Frequently Asked Questions
The Modern Vector represents a complete redesign of both the backbone and individual features.
Dozens of changes went into the creation of the Modern Vector. It is the culmination of thousands of hours of modification, followed by testing, to verify each improvement.
- We removed substantial amounts of legacy sequence that is no longer useful with modern techniques.
- We optimized the placement and sequence of each feature to maximize its value for your work.
- We inserted restriction sites at critical points in the vector to allow you to insert homology arms or any other sequence you want.
- All of this in a vector that is only 30% larger than pUC19.
The Modern Vector: Sleek, Powerful, Efficient
The resistance marker is coupled for selection in both prokaryotes and eukaryotes.
One of the major redesigns of the Modern Vector was to create a single resistance marker for both prokaryotes and eukaryotes. This meant that the antibiotic resistance had to work in both prokaryotes and eukaryotes, a high hurdle.
Through our testing, we identified that Blasticidin S and Puromycin are effective in both hosts.
We were also able to modify the Neomycin resistance gene so that it became effective for resistance to Kanamycin, yet still worked for G418 selection.
This gives you 3 different resistance markers to choose from.
Our lab continues to test for new antibiotic options for use in both prokaryotes and eukaryotes. We will release new vectors as soon as we are able.
You may see differences in the bacterial growth, particularly on solid medium
Since Blasticidin S and Puromycin have not been traditionally used for bacterial selection, you may notice differences in the growth of bacteria.
It can take a little while longer to kill the non-transformed bacteria, so you may see more "lawn". However, the resistant colonies will stand out and are the only bacteria that will divide in liquid culture.
There may be differences in the sensitivity of the different strains of bacterial hosts, so if this is an issue, spread less of the transformation on each plate.
Homology arms are critical for targeting for gene "knock in".
During either homologous recombination, for example in murine ES cells, or for certain types of genomic editing, using CRISPR for instance, it is critical to include regions of sequence homology that is identical to the targeted region. Approximately 500-1500 bases of sequence (the homology arms), on each side of the point of interest needs to be included for efficient targeting.
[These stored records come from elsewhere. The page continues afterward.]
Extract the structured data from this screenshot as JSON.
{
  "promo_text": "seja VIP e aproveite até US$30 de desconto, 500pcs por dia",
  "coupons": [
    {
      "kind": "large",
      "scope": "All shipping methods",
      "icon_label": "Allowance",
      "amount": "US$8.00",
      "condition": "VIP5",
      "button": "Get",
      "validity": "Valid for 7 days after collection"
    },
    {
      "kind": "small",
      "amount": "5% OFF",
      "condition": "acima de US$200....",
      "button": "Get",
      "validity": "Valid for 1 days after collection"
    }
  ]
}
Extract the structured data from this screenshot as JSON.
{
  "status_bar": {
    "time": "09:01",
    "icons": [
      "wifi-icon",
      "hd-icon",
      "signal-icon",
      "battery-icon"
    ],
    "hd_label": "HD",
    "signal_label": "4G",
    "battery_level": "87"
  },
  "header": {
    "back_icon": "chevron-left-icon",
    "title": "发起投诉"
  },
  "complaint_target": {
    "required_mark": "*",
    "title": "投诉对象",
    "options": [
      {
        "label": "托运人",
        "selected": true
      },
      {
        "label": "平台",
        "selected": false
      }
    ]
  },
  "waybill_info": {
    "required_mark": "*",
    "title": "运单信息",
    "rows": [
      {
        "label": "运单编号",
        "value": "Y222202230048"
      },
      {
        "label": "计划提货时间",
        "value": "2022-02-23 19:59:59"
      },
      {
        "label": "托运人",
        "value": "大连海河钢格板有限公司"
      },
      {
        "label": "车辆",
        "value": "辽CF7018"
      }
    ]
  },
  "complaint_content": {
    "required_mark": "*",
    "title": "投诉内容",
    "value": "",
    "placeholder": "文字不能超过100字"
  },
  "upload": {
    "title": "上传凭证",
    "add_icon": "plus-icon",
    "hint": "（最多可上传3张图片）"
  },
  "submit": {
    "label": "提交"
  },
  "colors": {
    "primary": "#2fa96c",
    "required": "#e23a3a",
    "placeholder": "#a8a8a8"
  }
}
These homology arms allow for specific targeting to the genome and as such should be as unique as possible. For CRISPR and other genomic editing techniques, (TALEN and Zinc Finger nucleases, are two additional examples) the homology arms need to be as close as possible to the site of cleavage. While there are no specific "rules" for how long the homology arms must be to be effective, there is general consensus that 0.5-1.5Kb is sufficient for each side.
Since the "knock in" will occur between the two arms, BLAST the proposed sequences of the homology arms to ensure they are unique to the region you want, so you want to avoid repeats as much as possible.
While one feature is its small size, the Modern Vector has dozens of other improvements to make your work easier.
On its face, the first feature of the Modern Vector is certainly is small size. While that may seem trivial, if you want to add multiple ORFs, extra regulatory sequence, or just about anything else, having more sequence to work with is critical.
But it isn't just efficient in its sequence, the features in the Modern Vector were rationally designed to work together to support your efforts.
For example:
- Having sequence regions specifically designed for insertion of homology arms at optimal locations makes genomic editing "knock ins" much easier to build.
- The design and inclusion of an artificial intron increases the stability of the RNA transcripts, which can result in additional protein expression. Most synthetic genes of interest are cDNA, so they lose this valuable RNA stabilizing motif.
- Unique restriction sites have been positioned at the junctions of nearly all the features allowing you to modify nearly every one. Don't like the main promoter, change it. Want a different origin of replication, no problem. No other vector makes customization as easy as the Modern Vector.
Expression was tested in multiple challenges.
Here is some data on expression using the Modern Vector compared to a popular legacy vector that is also commercially available.
In all cases the cDNA insert is identical between the two constructs. Selection, when done, was identical for the two constructs. Data represents typical results of 3 or more experiments.
Head to head, with a small, cytosolic protein, the Modern Vector greatly outperforms the legacy vector.
With less sequence, the Modern Vector is far more consistent at stable integration. Get the clones you need without having to worry as much about false positives.
Big, complicated proteins can be hard to express, but the Modern Vector handles them with ease. The smaller backbone size increases stability in bacterial hosts and expression is still top notch.
While an excellent general protein expression vector, the Modern Vector came out of work for a cell based therapy and here it really shines. Targeted integration is the gold standard for genomic editing and the Modern Vector was far better (up to 50% in some difficult cases) than the legacy vector. Plus, with dedicated restriction sites to insert the homology arm sequence, it is a snap to build.